La recente scoperta della parte superiore della statua del faraone Ramses II, dopo quasi cento anni dal ritrovamento della parte inferiore, rappresenta un importante passo avanti nell’ambito dell’archeologia egiziana. Questo avvenimento conferma come l’archeologia non sia affatto una disciplina desueta, bensì sempre più viva grazie alle tecnologie moderne che permettono di effettuare analisi sempre più approfondite e dettagliate.
La statua di Ramses II, scoperta per la prima volta nel 1930 da Gunther Roeder ma incompleta, è stata recentemente completata grazie alla scoperta di un blocco di 3,8 metri contenente la parte superiore del torso e il volto del sovrano. La statua, che potrebbe raggiungere un’altezza di più di sette metri una volta unita alla parte inferiore, presenta sfumature di colore rosso, marrone, beige e bianco dovute alla composizione del materiale utilizzato.
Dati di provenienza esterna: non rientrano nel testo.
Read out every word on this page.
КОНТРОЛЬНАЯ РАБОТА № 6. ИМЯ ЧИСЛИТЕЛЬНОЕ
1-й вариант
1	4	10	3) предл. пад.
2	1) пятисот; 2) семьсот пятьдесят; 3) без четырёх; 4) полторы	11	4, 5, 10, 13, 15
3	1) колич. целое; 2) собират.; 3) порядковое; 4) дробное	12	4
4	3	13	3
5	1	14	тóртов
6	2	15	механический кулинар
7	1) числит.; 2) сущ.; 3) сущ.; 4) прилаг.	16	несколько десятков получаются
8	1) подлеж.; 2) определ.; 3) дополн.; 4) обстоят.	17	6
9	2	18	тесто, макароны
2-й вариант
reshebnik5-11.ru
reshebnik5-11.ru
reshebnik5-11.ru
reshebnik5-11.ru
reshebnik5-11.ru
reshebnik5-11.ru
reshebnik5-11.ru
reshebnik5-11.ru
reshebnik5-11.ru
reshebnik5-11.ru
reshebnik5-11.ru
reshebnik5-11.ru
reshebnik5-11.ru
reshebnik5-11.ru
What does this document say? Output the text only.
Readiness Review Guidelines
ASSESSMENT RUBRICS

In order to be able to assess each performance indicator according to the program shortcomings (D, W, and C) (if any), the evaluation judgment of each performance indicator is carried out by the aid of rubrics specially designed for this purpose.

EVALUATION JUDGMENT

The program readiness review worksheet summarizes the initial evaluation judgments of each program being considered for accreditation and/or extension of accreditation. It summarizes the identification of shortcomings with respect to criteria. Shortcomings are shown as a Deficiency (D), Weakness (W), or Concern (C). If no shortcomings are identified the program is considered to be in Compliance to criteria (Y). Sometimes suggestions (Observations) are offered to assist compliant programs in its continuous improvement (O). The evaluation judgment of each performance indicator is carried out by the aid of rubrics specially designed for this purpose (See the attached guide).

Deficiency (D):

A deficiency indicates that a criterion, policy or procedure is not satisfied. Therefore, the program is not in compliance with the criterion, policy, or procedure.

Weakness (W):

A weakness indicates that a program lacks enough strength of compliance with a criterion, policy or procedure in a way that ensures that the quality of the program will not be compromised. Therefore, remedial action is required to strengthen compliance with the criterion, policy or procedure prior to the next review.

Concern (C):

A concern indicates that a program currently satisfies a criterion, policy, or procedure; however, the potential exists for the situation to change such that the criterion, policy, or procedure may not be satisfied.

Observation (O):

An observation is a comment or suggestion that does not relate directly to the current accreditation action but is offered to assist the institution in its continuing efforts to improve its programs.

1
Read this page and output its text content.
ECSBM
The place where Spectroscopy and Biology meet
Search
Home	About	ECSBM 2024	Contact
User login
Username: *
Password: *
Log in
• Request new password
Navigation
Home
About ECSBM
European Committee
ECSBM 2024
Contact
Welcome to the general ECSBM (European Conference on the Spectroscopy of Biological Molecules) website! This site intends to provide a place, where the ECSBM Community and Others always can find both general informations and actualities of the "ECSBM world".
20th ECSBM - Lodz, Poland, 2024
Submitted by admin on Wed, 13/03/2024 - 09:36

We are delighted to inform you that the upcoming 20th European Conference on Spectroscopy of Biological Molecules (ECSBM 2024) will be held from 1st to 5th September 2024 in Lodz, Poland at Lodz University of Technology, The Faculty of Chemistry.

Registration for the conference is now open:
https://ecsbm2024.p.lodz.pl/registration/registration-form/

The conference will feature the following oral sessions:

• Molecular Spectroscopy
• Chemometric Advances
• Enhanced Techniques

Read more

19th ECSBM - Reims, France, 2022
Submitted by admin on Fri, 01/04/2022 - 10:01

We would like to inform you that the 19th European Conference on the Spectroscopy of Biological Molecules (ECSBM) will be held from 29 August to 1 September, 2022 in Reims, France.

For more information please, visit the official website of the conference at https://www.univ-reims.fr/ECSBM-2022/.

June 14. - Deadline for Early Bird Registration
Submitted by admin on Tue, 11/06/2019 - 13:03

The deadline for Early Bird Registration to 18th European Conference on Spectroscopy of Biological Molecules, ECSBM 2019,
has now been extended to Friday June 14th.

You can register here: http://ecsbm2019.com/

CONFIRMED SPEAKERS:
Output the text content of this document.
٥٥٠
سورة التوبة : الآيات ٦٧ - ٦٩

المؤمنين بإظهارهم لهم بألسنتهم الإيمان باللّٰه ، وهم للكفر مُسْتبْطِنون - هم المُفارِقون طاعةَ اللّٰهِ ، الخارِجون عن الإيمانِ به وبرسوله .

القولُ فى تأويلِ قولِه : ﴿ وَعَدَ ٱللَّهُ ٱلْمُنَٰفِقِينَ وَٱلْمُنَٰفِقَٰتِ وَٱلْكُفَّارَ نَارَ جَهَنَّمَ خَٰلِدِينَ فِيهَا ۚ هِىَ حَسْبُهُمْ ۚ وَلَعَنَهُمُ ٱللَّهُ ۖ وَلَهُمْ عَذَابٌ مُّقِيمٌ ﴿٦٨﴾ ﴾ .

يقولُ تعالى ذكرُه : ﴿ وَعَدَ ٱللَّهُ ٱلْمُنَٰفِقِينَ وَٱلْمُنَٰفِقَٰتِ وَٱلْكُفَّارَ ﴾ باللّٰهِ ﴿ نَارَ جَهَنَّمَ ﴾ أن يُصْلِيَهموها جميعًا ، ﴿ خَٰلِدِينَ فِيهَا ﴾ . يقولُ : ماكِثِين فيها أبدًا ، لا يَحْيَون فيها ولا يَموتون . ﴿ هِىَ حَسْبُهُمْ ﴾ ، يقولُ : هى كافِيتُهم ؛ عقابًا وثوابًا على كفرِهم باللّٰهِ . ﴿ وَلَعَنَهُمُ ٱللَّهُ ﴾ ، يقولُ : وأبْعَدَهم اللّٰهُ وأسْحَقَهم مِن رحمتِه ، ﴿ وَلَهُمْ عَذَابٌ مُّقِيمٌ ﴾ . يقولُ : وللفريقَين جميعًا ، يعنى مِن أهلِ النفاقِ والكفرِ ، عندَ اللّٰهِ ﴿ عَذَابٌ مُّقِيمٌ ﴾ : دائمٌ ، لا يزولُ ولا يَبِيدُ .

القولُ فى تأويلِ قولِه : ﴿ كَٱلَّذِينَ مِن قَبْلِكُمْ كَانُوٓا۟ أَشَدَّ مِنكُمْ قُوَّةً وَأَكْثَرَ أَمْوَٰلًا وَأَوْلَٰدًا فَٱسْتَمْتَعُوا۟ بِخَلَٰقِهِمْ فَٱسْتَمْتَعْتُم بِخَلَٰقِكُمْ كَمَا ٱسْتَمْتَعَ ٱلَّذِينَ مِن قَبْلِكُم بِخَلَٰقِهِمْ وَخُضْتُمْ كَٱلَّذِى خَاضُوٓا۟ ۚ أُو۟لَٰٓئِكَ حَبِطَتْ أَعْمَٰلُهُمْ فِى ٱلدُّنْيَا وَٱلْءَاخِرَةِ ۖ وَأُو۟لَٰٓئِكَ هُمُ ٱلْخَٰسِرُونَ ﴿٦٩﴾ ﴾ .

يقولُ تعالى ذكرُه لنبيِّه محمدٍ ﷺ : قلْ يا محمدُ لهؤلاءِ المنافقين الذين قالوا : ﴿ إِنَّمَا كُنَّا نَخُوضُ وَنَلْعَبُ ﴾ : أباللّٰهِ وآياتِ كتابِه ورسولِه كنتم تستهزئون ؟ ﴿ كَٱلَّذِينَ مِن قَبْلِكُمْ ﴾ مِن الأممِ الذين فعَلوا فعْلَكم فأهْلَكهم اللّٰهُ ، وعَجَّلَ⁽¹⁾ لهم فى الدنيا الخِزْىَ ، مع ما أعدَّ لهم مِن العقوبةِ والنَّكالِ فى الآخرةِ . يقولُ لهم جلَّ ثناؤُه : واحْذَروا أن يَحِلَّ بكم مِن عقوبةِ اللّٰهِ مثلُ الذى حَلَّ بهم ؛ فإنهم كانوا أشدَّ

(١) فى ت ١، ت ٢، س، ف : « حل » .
Gli archeologi, utilizzando tecniche digitali per unire le due parti della statua in maniera virtuale, stanno cercando di individuare l’aspetto finale dell’opera senza comprometterne la qualità. Questo reperto è di particolare importanza anche perché è stato rinvenuto durante le ricerche di un tempio e di un centro religioso ad El Ashmunein, anticamente conosciuta come Khemmu, dimostrando ancora una volta quanto possa essere sorprendente e inaspettata la scoperta di reperti archeologici.
La collaborazione tra archeologi egiziani e statunitensi, guidata da Basem Gehad del Ministero egiziano e da Yvona Trnka-Amrhein dell’Università del Colorado, è un altro esempio di come la ricerca archeologica possa portare alla luce nuove scoperte e stimolare ulteriori studi e ricerche nel campo della storia antica.